Es el domingo 2 de agosto de 1545. Don Felipe permanece retirado en el monasterio de Abrojos, no asiste a la pila bautismal en señal de duelo por la defunción de su cónyuge, y regresa a orillas del río Pisuerga al día siguiente de tener lugar la ceremonia.

La muerte de María de Portugal

Pocas jornadas más tarde María de Portugal por las secuelas del parto. El nacimiento de una criatura en aquella época es una latente amenaza de extinción para la vida de la parturienta, y la princesa lusitana, a pesar de su juventud y fortaleza, no puede evitar el penoso trance. Al cabo de dos días de encontrarse bien, acuciada por una leve temperatura de probable origen puerperal, en la madrugada del sábado sobrelleva un acceso de recios temblores y congojas. Los síndromes de finamiento se recrudecen en la mañana del domingo y los médicos practican una sangría en el tobillo que le proporciona una ligera y transitoria mejoría. Entre las cuatro y las cinco de la tarde del 12 de julio, en plena canícula de sol, la princesa de Portugal pierde su espíritu y su cuerpo cuando no ha cumplido los dieciocho años.

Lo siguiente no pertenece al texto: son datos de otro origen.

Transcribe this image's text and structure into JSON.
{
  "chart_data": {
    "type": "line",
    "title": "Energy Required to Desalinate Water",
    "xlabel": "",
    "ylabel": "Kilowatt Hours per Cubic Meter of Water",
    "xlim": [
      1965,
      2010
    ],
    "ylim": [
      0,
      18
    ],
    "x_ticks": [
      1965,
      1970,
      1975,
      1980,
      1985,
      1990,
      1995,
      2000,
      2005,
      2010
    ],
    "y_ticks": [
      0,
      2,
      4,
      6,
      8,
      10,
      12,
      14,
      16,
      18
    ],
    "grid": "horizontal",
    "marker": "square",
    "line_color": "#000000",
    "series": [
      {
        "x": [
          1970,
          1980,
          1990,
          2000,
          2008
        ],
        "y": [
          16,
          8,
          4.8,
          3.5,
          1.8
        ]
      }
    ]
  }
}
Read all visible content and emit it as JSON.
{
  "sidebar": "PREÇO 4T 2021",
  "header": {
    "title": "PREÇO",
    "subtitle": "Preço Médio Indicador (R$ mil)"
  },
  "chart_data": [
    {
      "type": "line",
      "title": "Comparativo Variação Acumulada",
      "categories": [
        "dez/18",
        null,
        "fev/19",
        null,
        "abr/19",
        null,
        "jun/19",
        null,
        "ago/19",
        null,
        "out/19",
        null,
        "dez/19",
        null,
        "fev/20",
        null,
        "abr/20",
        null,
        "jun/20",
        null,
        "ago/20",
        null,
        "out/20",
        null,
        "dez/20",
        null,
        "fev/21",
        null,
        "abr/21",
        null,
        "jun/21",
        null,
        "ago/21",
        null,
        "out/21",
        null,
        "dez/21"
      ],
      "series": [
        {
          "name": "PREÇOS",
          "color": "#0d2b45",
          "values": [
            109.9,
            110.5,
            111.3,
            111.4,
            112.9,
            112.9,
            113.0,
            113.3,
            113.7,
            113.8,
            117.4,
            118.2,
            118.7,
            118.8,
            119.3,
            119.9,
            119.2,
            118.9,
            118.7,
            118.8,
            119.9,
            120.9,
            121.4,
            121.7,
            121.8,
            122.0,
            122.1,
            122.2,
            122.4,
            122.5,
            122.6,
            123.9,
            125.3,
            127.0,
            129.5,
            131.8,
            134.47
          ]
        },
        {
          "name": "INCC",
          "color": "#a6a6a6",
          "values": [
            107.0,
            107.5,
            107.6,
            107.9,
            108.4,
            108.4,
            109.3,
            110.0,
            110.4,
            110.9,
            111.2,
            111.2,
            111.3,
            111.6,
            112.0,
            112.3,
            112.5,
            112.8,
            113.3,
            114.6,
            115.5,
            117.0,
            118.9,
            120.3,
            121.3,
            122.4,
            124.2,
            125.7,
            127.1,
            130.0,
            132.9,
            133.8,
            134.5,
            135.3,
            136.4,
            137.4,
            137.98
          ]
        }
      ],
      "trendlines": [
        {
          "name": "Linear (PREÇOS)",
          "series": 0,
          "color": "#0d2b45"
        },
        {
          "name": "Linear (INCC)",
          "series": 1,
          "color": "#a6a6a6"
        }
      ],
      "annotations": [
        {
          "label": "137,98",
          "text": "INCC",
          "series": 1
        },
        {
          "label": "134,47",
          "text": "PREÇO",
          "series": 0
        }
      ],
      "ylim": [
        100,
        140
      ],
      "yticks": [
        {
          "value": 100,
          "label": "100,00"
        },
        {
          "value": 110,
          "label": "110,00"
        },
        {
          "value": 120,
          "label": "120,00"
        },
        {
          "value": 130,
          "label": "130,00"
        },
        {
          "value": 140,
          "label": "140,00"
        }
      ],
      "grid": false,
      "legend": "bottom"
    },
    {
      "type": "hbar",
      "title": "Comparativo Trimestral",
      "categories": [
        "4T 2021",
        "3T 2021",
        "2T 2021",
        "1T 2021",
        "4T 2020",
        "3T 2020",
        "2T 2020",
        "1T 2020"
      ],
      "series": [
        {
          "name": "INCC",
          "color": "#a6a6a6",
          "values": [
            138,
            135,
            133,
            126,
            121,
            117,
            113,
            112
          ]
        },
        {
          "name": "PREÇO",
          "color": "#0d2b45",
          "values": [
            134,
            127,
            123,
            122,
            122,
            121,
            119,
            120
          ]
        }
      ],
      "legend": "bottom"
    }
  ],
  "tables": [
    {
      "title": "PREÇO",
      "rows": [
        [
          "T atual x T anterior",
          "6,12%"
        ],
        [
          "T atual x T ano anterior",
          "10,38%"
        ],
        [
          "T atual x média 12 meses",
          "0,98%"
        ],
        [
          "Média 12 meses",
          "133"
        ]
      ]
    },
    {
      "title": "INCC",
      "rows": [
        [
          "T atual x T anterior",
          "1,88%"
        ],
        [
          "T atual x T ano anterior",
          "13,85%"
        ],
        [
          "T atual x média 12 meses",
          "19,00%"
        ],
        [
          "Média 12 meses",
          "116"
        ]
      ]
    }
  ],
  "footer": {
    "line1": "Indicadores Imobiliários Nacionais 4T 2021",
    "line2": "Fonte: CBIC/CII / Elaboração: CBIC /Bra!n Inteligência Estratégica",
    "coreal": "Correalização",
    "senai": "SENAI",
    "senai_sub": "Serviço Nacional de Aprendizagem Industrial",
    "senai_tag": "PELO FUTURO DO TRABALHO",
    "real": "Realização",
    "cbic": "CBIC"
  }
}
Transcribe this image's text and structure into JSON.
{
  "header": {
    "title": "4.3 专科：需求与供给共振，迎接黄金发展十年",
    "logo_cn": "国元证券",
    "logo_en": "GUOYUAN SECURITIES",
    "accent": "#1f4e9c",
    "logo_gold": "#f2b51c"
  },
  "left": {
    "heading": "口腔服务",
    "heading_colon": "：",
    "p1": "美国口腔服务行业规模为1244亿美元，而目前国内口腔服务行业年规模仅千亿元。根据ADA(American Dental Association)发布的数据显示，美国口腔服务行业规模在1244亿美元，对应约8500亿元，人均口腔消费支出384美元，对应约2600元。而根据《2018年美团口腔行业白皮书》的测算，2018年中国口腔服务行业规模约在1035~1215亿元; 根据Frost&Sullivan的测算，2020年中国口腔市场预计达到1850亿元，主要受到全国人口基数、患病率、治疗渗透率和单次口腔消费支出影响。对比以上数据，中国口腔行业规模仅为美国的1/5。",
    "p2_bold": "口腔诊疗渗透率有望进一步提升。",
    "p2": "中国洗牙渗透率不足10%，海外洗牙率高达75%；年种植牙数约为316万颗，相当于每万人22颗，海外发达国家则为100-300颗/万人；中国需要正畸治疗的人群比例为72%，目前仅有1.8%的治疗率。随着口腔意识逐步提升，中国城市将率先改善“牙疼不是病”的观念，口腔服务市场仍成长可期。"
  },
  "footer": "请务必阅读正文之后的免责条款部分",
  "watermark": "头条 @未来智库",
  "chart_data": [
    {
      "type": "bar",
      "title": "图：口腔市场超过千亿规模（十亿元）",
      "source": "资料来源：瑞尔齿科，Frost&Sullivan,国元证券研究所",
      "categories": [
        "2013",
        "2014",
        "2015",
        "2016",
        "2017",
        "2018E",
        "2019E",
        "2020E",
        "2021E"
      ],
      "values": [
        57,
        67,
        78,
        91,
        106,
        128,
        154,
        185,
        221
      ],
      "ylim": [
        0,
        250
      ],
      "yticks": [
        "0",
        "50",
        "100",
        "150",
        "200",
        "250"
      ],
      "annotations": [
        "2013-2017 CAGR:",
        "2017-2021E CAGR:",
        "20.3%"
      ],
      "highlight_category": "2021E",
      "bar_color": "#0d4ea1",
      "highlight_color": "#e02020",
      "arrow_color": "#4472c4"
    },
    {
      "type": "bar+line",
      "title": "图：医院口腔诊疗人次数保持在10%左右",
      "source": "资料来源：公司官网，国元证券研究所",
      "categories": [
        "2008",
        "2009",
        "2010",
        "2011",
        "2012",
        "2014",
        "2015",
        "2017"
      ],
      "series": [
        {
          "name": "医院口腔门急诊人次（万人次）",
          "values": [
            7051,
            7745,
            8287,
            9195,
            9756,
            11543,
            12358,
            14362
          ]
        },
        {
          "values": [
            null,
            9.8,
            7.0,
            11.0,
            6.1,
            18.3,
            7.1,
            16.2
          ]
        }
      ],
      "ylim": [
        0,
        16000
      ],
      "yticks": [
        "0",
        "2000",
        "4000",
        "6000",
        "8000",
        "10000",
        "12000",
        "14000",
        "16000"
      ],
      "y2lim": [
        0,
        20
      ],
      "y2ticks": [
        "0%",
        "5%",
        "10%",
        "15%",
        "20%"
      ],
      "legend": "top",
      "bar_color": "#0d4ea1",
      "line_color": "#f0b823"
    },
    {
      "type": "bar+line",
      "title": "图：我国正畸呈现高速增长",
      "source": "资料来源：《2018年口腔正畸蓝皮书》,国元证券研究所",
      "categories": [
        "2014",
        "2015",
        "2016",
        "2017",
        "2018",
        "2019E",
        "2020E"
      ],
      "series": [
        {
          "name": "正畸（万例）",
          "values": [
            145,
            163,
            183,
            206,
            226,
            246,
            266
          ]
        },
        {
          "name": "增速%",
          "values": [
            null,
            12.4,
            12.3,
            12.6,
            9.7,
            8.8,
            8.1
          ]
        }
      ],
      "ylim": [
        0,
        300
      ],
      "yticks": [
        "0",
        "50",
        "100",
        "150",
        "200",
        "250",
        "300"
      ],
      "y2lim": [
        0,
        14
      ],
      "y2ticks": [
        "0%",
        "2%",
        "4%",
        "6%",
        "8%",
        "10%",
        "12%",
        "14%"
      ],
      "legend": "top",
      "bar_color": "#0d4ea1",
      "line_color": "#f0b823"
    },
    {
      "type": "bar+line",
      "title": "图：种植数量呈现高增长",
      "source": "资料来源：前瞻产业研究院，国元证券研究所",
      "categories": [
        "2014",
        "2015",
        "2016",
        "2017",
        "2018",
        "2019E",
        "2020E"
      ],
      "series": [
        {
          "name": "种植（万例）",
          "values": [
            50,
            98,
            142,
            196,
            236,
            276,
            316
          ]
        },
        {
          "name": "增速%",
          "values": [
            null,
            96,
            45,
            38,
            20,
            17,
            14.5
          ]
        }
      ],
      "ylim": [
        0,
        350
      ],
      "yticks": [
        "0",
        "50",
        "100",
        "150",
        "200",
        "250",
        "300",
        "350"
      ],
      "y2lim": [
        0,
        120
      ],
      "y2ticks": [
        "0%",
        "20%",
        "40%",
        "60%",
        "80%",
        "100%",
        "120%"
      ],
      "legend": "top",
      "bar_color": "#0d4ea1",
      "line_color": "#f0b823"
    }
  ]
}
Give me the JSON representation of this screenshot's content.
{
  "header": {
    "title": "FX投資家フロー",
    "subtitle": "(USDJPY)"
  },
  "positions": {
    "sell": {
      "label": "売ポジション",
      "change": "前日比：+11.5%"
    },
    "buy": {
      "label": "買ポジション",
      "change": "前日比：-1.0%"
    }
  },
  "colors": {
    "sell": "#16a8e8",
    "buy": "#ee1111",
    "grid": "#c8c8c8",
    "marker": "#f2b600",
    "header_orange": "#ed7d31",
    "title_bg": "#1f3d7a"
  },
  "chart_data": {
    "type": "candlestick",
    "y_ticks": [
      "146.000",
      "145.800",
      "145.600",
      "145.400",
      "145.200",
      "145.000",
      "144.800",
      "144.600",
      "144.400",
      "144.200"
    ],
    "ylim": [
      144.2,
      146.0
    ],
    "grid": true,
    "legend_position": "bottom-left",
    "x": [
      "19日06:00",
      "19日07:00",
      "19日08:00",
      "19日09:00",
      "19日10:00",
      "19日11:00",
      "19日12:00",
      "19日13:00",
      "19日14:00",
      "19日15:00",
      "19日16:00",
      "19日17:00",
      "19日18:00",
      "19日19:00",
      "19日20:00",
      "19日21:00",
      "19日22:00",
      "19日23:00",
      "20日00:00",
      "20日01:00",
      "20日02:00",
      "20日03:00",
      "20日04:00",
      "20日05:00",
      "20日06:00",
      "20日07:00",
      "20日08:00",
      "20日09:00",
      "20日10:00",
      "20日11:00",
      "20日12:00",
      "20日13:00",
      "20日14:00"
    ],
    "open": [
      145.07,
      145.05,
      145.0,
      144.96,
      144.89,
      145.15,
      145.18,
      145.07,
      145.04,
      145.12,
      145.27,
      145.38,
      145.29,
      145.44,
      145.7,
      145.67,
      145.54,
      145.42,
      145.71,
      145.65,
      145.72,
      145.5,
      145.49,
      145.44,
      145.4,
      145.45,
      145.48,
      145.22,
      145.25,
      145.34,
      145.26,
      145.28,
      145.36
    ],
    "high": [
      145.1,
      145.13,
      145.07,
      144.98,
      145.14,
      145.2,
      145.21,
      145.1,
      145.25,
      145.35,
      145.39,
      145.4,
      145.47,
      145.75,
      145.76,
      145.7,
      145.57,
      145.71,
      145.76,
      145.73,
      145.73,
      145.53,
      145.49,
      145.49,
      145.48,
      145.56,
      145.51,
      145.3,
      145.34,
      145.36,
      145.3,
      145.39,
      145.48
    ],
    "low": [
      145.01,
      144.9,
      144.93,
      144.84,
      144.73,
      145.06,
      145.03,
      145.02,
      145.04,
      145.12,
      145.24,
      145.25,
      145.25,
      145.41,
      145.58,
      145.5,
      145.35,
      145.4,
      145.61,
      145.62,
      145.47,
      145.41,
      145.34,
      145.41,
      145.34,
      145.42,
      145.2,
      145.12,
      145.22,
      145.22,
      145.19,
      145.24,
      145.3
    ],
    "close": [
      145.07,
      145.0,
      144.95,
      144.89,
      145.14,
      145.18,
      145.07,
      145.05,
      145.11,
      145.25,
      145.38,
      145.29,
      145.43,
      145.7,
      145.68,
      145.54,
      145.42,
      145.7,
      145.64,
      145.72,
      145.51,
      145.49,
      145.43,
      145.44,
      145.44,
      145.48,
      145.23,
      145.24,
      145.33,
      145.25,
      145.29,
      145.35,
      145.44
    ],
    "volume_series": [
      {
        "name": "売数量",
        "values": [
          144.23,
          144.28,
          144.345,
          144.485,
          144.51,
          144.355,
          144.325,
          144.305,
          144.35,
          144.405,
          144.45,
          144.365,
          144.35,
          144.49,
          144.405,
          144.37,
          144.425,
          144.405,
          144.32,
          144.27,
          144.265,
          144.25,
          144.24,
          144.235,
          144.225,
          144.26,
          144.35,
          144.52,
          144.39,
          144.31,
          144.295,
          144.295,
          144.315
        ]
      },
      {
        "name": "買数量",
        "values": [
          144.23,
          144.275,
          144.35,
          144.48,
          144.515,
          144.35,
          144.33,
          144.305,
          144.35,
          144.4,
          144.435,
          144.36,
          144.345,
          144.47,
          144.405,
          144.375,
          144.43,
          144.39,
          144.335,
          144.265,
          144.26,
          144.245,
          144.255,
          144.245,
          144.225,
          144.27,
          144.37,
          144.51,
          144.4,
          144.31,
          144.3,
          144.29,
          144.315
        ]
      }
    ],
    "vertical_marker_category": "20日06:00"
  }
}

Las opiniones sobre su fallecimiento no han aportado los fundamentos necesarios para que se pueda saber la etiología de tan funesto suceso. La impericia proverbial de los galenos, siempre acusados de negligencia, “haberse mudado de ropa sin tiempo” o comerse un limón después del parto son simples embrollos cortesanos que no permiten sacar conclusiones cercanas al umbral de la verdad en tan prematuro final.

El nacimiento

En la frontera de la medianoche, a los pocos minutos de sonar las doce campanadas en los templos de la ciudad, María de Portugal, esposa del entonces príncipe regente Felipe de Austria, alumbra un varón tras un doloroso parto que ha durado cuarenta y ocho angustiosas horas.

El acontecimiento se produce en una de las cámaras de la casona propiedad de Francisco de los Cobos, comendador mayor de León y secretario de Estado al servicio de Carlos V, frente a la iglesia de San Pablo, perteneciente a la orden de Santo Domingo de Guzmán.

El ajetreo de los médicos y las matronas, el resplandor de los hachones y el calor del verano acogen al heredero de un vasto imperio esparcido por varios continentes. Son los primeros instantes de un jueves, 9 de julio de 1545, en la soñolienta urbe castellana de Valladolid.